Earlier in the week, the Wall Street Journal named the Kohl Center the most intimidating venue in all of college hockey. So with 10 of the 20 Gophers players in uniform Friday for the series opener having never skated in the building, it was left to the veterans to do the heavy lifting.
“The juniors and seniors have to lead by example,” said junior Taylor Matson. “The upperclassmen needed to step up, and we did.”
Unlike the last meeting where the Gophers blew a 2-0 and a 3-2 lead to let the Badgers’ survive with a 3-3 tie and a three-point weekend, Minnesota got a postseason kick-in-the-pants decision with a three-goal second period that paved the way to a 5-2 WCHA victory Friday night.
The win is just its second in the last six games, but it comes at a crucial time for Minnesota (13-12-4 overall, 10-10-3 in the WCHA), which gained vital ground in the race for home ice in the first round in the WCHA playoffs.
A lot has changed in the college hockey landscape since early November, but the memory of what happened that weekend in Mariucci Arena has sat with some of the Gophers’ seniors for the last three months. Consider it no surprise then that the three Minnesota senior forwards—Mike Hoeffel, Jacob Cepis and Pat White—combined for three goals and two assists.
“When you look at how many freshmen we have playing, you can’t rely on them to score in a big game like this,” said Minnesota head coach Don Lucia. “The seniors have to do it. It’s there time of year.”
Throw in the blown lead with the 6-0 embarrassment the night before in that November series, consider it extra incentive for a team that has been looking for something to latch on to since the season started. Combined with its 7-3 drubbing of Denver last weekend, Minnesota has scored as many goals in its last two than its last five combined, and appears to have finally found a foothold.
“We’re confident right now and when we get out chances, we’re scoring on them,” said Matson.
On the other hand, Wisconsin (19-11-3, 11-10-2) is starting to slip. While it still controls its own home-ice destiny, the hotly contested race among the top six got a little tighter because of the Badgers’ inability to capitalize on its power play.
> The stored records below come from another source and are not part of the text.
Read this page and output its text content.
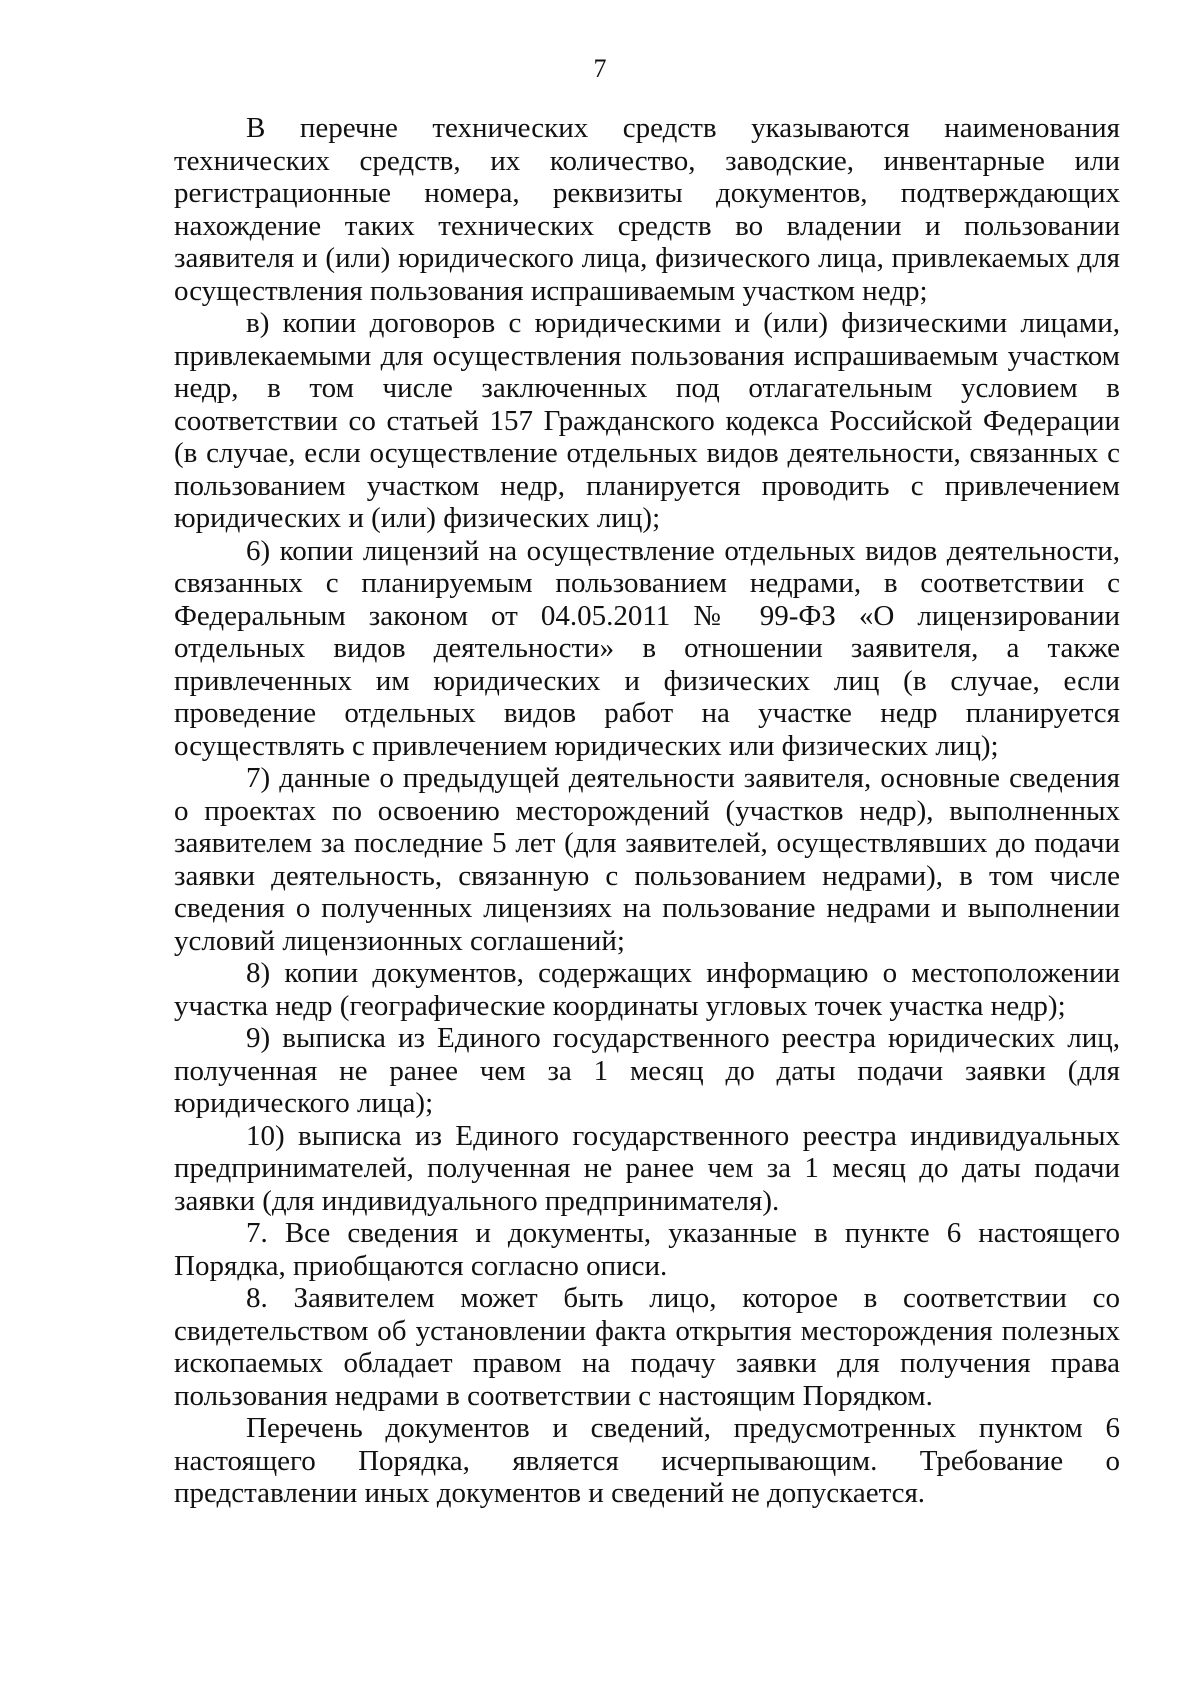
7

В перечне технических средств указываются наименования технических средств, их количество, заводские, инвентарные или регистрационные номера, реквизиты документов, подтверждающих нахождение таких технических средств во владении и пользовании заявителя и (или) юридического лица, физического лица, привлекаемых для осуществления пользования испрашиваемым участком недр;

в) копии договоров с юридическими и (или) физическими лицами, привлекаемыми для осуществления пользования испрашиваемым участком недр, в том числе заключенных под отлагательным условием в соответствии со статьей 157 Гражданского кодекса Российской Федерации (в случае, если осуществление отдельных видов деятельности, связанных с пользованием участком недр, планируется проводить с привлечением юридических и (или) физических лиц);

6) копии лицензий на осуществление отдельных видов деятельности, связанных с планируемым пользованием недрами, в соответствии с Федеральным законом от 04.05.2011 № 99-ФЗ «О лицензировании отдельных видов деятельности» в отношении заявителя, а также привлеченных им юридических и физических лиц (в случае, если проведение отдельных видов работ на участке недр планируется осуществлять с привлечением юридических или физических лиц);

7) данные о предыдущей деятельности заявителя, основные сведения о проектах по освоению месторождений (участков недр), выполненных заявителем за последние 5 лет (для заявителей, осуществлявших до подачи заявки деятельность, связанную с пользованием недрами), в том числе сведения о полученных лицензиях на пользование недрами и выполнении условий лицензионных соглашений;

8) копии документов, содержащих информацию о местоположении участка недр (географические координаты угловых точек участка недр);

9) выписка из Единого государственного реестра юридических лиц, полученная не ранее чем за 1 месяц до даты подачи заявки (для юридического лица);

10) выписка из Единого государственного реестра индивидуальных предпринимателей, полученная не ранее чем за 1 месяц до даты подачи заявки (для индивидуального предпринимателя).

7. Все сведения и документы, указанные в пункте 6 настоящего Порядка, приобщаются согласно описи.

8. Заявителем может быть лицо, которое в соответствии со свидетельством об установлении факта открытия месторождения полезных ископаемых обладает правом на подачу заявки для получения права пользования недрами в соответствии с настоящим Порядком.

Перечень документов и сведений, предусмотренных пунктом 6 настоящего Порядка, является исчерпывающим. Требование о представлении иных документов и сведений не допускается.
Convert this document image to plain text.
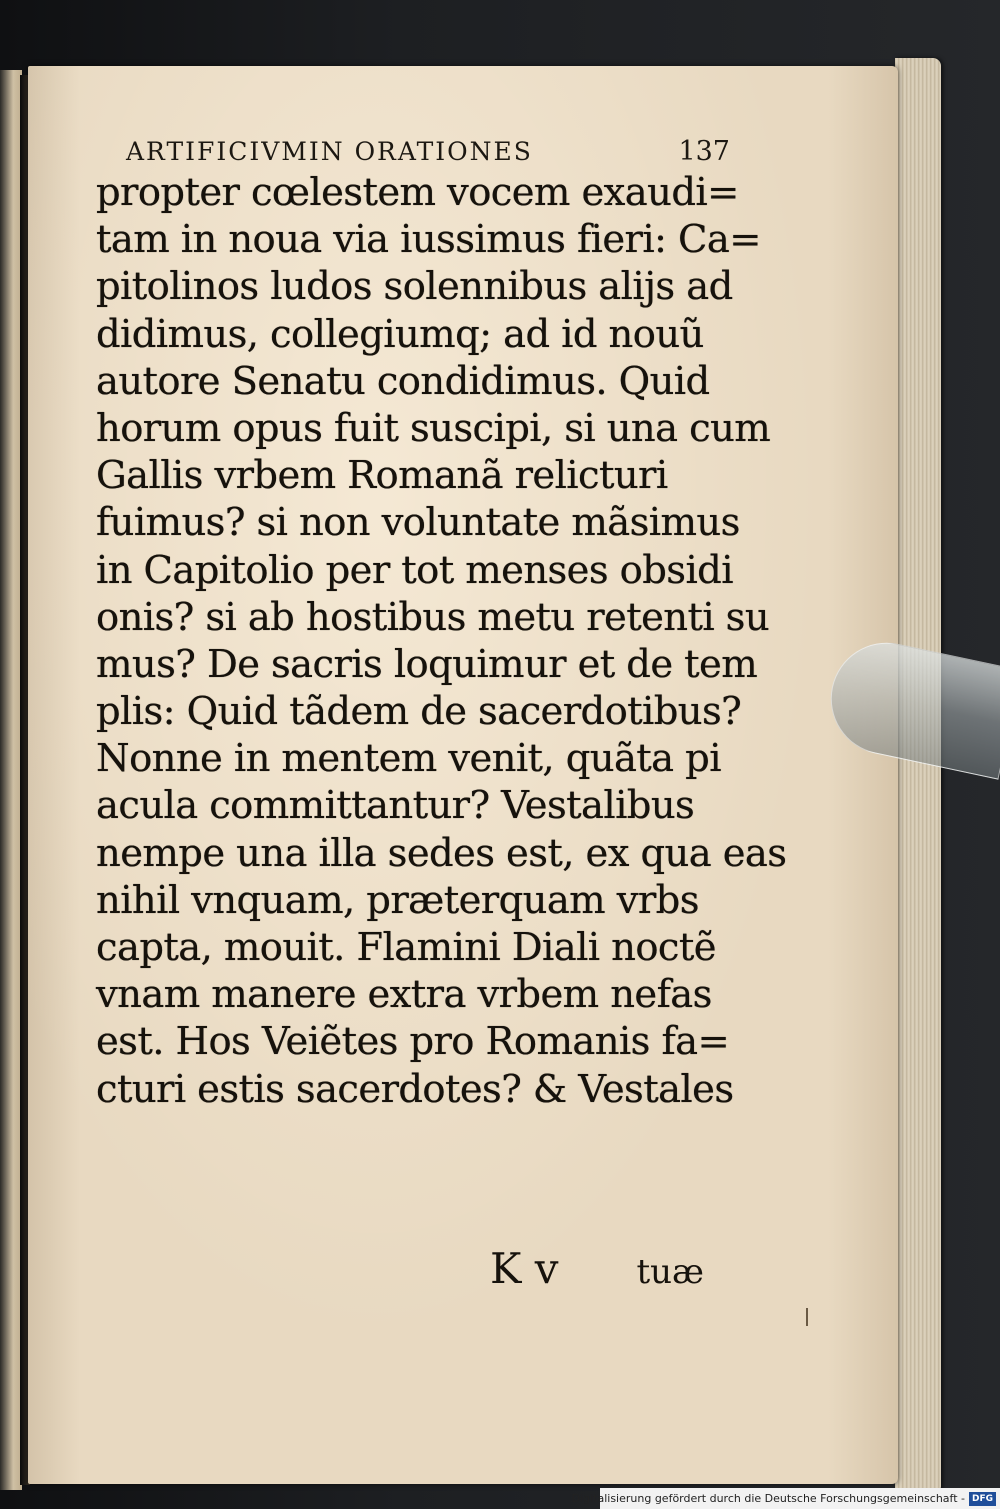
ARTIFICIVMIN ORATIONES	137
propter cœlestem vocem exaudi=
tam in noua via iussimus fieri: Ca=
pitolinos ludos solennibus alijs ad
didimus, collegiumq; ad id nouũ
autore Senatu condidimus. Quid
horum opus fuit suscipi, si una cum
Gallis vrbem Romanã relicturi
fuimus? si non voluntate mãsimus
in Capitolio per tot menses obsidi
onis? si ab hostibus metu retenti su
mus? De sacris loquimur et de tem
plis: Quid tãdem de sacerdotibus?
Nonne in mentem venit, quãta pi
acula committantur? Vestalibus
nempe una illa sedes est, ex qua eas
nihil vnquam, præterquam vrbs
capta, mouit. Flamini Diali noctẽ
vnam manere extra vrbem nefas
est. Hos Veiẽtes pro Romanis fa=
cturi estis sacerdotes? & Vestales
K v tuæ
Digitalisierung gefördert durch die Deutsche Forschungsgemeinschaft - DFG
Still ranking first in the WCHA on the man advantage, Wisconsin has proven to be reliant on its power play to generate its offense. The Badgers have gotten a conference-leading 37.6 percent of their goals from the power play (41 of 109), including tallied from assistant captain Jake Gardiner and a meaningless one from Jordy Murray in the final 31 seconds.
But with the Badgers being 5-for-35 (14.2 percent) on the power play over the last six games coinciding with their first three-game losing streak since mid-November, it’s cause for concern, especially since the Badgers’ nine-game home winning streak also ended with a thud.
“It looked like we were biking into the wind,” said Wisconsin head coach Mike Eaves, whose team never swept Minnesota at home under his watch. “We didn’t make enough hockey plays tonight. It looked like we were really fighting it, and that was the difference in the game.”
The power play was the generate for the goal that seemed to jump start the engines, as Gardiner banged home a wide-open power-play shot from the right circle at 32 seconds in the second period. It was a bit of puck luck, seeing Craig Smith’s shot bank perfectly off the right post
and on to his stick, which seemed to give the necessary lift.
Cepis and Matson made sure it was short lived. Cepis answered with a power play goal of his own 70 seconds later, slinging in a rebound from the right post, and Matson connected less than two minutes later with another rebound from the right circle.
Matson capped the strong second period with an unassisted blast from the left circle at 18:40 that effectively ended suspense of a potential comeback in the third.
“In hockey now, two goals are never enough anymore, so we made a big emphasis on that,” said Cepis. “We played good tonight. We didn’t turn the puck over very much, which fueled us.”
Junior goalie Kent Patterson was just as vital as Matson’s second-period streak. Patterson, who allowed two third-period power-play goals in the November tie, made 36 stops, including
stifling a Tyler Barnes breakaway midway through the third period that could have injected some life on the home bench.
Cepis added a fifth tally at 11:08 on the power play just minutes later, adding to woes of senior goalie Scott Gudmadnson, who stopped 27 shots and gave up five goals at home for the first time this season.
“We were getting the puck in deep, but we weren’t sustaining the pressure,” said UW senior captain Sean Dolan. “There really wasn’t a rhythm 5-on-5 … We just need to be the ones to get in their first on the forecheck, bring the puck to the net more and create more opportunities for ourselves.”
With five regular season games remaining, Wisconsin, which has dropped from seven down to the high teens in the PairWise rankings the last two weeks, is six points behind the cluster ahead of them while Minnesota now only sits a point behind.